A Casa Branca forneceu uma visão geral do que acontecerá aos reféns libertados detidos pelo Hamas após seis semanas de detenção em condições “abomináveis”.

Enquanto se aguarda um acordo, o porta-voz do Conselho de Segurança Nacional, John Kirby, disse aos repórteres na terça-feira que o primeiro passo seria uma passagem segura para Israel, seguida de “atenção médica imediata”.

Ele acrescentou: “Temos que assumir que muitos deles precisam de algum tipo de cuidados médicos e que estão detidos em condições terríveis. Portanto, eles terão a oportunidade de obter esses cuidados médicos”.

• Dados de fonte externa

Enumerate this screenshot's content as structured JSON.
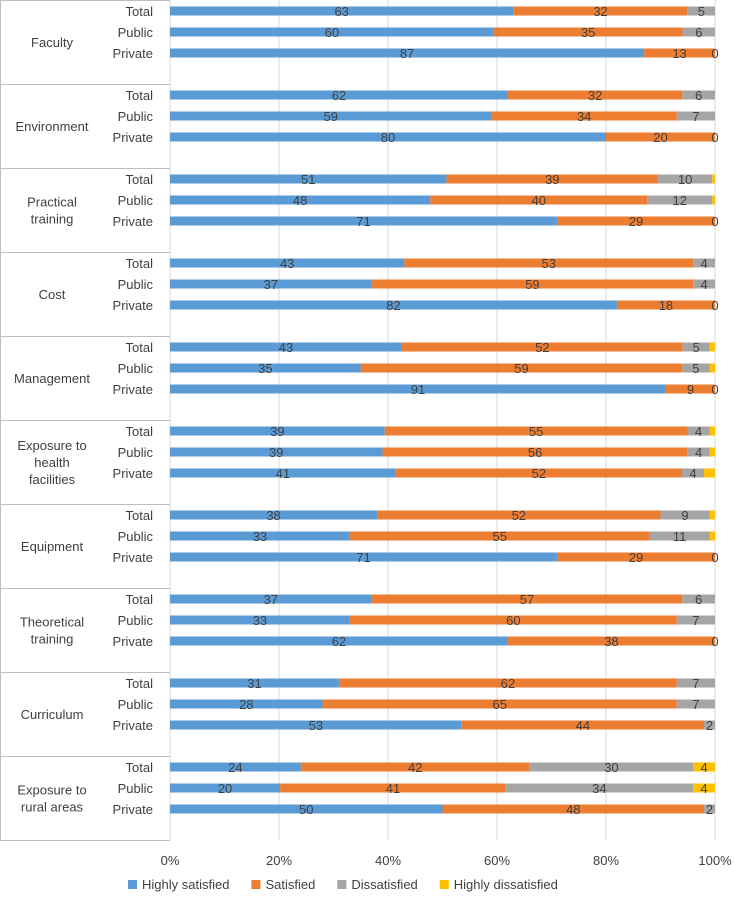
{
  "chart_data": {
    "type": "bar",
    "orientation": "horizontal-stacked-100",
    "series_names": [
      "Highly satisfied",
      "Satisfied",
      "Dissatisfied",
      "Highly dissatisfied"
    ],
    "colors": [
      "#5B9BD5",
      "#ED7D31",
      "#A5A5A5",
      "#FFC000"
    ],
    "xticks": [
      "0%",
      "20%",
      "40%",
      "60%",
      "80%",
      "100%"
    ],
    "xlim": [
      0,
      100
    ],
    "groups": [
      {
        "name": [
          "Faculty"
        ],
        "rows": [
          {
            "label": "Total",
            "values": [
              63,
              32,
              5,
              0
            ]
          },
          {
            "label": "Public",
            "values": [
              60,
              35,
              6,
              0
            ]
          },
          {
            "label": "Private",
            "values": [
              87,
              13,
              0,
              0
            ]
          }
        ]
      },
      {
        "name": [
          "Environment"
        ],
        "rows": [
          {
            "label": "Total",
            "values": [
              62,
              32,
              6,
              0
            ]
          },
          {
            "label": "Public",
            "values": [
              59,
              34,
              7,
              0
            ]
          },
          {
            "label": "Private",
            "values": [
              80,
              20,
              0,
              0
            ]
          }
        ]
      },
      {
        "name": [
          "Practical",
          "training"
        ],
        "rows": [
          {
            "label": "Total",
            "values": [
              51,
              39,
              10,
              0.5
            ]
          },
          {
            "label": "Public",
            "values": [
              48,
              40,
              12,
              0.5
            ]
          },
          {
            "label": "Private",
            "values": [
              71,
              29,
              0,
              0
            ]
          }
        ]
      },
      {
        "name": [
          "Cost"
        ],
        "rows": [
          {
            "label": "Total",
            "values": [
              43,
              53,
              4,
              0
            ]
          },
          {
            "label": "Public",
            "values": [
              37,
              59,
              4,
              0
            ]
          },
          {
            "label": "Private",
            "values": [
              82,
              18,
              0,
              0
            ]
          }
        ]
      },
      {
        "name": [
          "Management"
        ],
        "rows": [
          {
            "label": "Total",
            "values": [
              43,
              52,
              5,
              1
            ]
          },
          {
            "label": "Public",
            "values": [
              35,
              59,
              5,
              1
            ]
          },
          {
            "label": "Private",
            "values": [
              91,
              9,
              0,
              0
            ]
          }
        ]
      },
      {
        "name": [
          "Exposure to",
          "health",
          "facilities"
        ],
        "rows": [
          {
            "label": "Total",
            "values": [
              39,
              55,
              4,
              1
            ]
          },
          {
            "label": "Public",
            "values": [
              39,
              56,
              4,
              1
            ]
          },
          {
            "label": "Private",
            "values": [
              41,
              52,
              4,
              2
            ]
          }
        ]
      },
      {
        "name": [
          "Equipment"
        ],
        "rows": [
          {
            "label": "Total",
            "values": [
              38,
              52,
              9,
              1
            ]
          },
          {
            "label": "Public",
            "values": [
              33,
              55,
              11,
              1
            ]
          },
          {
            "label": "Private",
            "values": [
              71,
              29,
              0,
              0
            ]
          }
        ]
      },
      {
        "name": [
          "Theoretical",
          "training"
        ],
        "rows": [
          {
            "label": "Total",
            "values": [
              37,
              57,
              6,
              0
            ]
          },
          {
            "label": "Public",
            "values": [
              33,
              60,
              7,
              0
            ]
          },
          {
            "label": "Private",
            "values": [
              62,
              38,
              0,
              0
            ]
          }
        ]
      },
      {
        "name": [
          "Curriculum"
        ],
        "rows": [
          {
            "label": "Total",
            "values": [
              31,
              62,
              7,
              0
            ]
          },
          {
            "label": "Public",
            "values": [
              28,
              65,
              7,
              0
            ]
          },
          {
            "label": "Private",
            "values": [
              53,
              44,
              2,
              0
            ]
          }
        ]
      },
      {
        "name": [
          "Exposure to",
          "rural areas"
        ],
        "rows": [
          {
            "label": "Total",
            "values": [
              24,
              42,
              30,
              4
            ]
          },
          {
            "label": "Public",
            "values": [
              20,
              41,
              34,
              4
            ]
          },
          {
            "label": "Private",
            "values": [
              50,
              48,
              2,
              0
            ]
          }
        ]
      }
    ]
  }
}
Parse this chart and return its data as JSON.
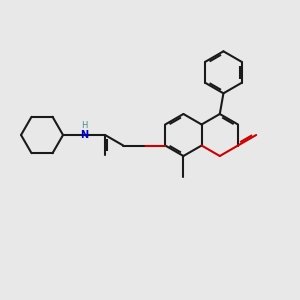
{
  "bg_color": "#e8e8e8",
  "lc": "#1a1a1a",
  "rc": "#cc0000",
  "bc": "#0000cc",
  "lw": 1.5,
  "bl": 0.72
}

Ele observou que alguns reféns podem ter necessidades médicas de longo prazo.

Embora tenha se recusado a especular sobre o tamanho ou as nacionalidades do grupo potencial de reféns que poderia ser libertado, Kirby observou que, uma vez que os cuidados médicos estejam em vigor, haverá esforços para devolver os cidadãos aos seus países de origem e conectá-los com suas famílias. .

Kirby disse que se os cidadãos dos EUA fossem incluídos na potencial libertação dos reféns, depois de priorizar os cuidados médicos, o Departamento de Estado dos EUA prestaria assistência.

“O Departamento de Estado garantirá que eles sejam atendidos do ponto de vista consular e lhes fornecerá toda a assistência necessária para acompanhar seus movimentos”, disse ele.

Kirby também disse que o presidente dos EUA, Joe Biden, está “pessoalmente empenhado em levar o processo adiante” à medida que as negociações continuam.

O presidente “tem estado em contato com sua equipe de segurança nacional e com a equipe local que ajudou a negociar isso e, literalmente, todos os dias ele recebe atualizações sobre o que está acontecendo – na verdade, geralmente várias vezes ao dia – e se envolve”, disse Kirby. disse. Porque ele sentiu que era apropriado intervir pessoalmente.”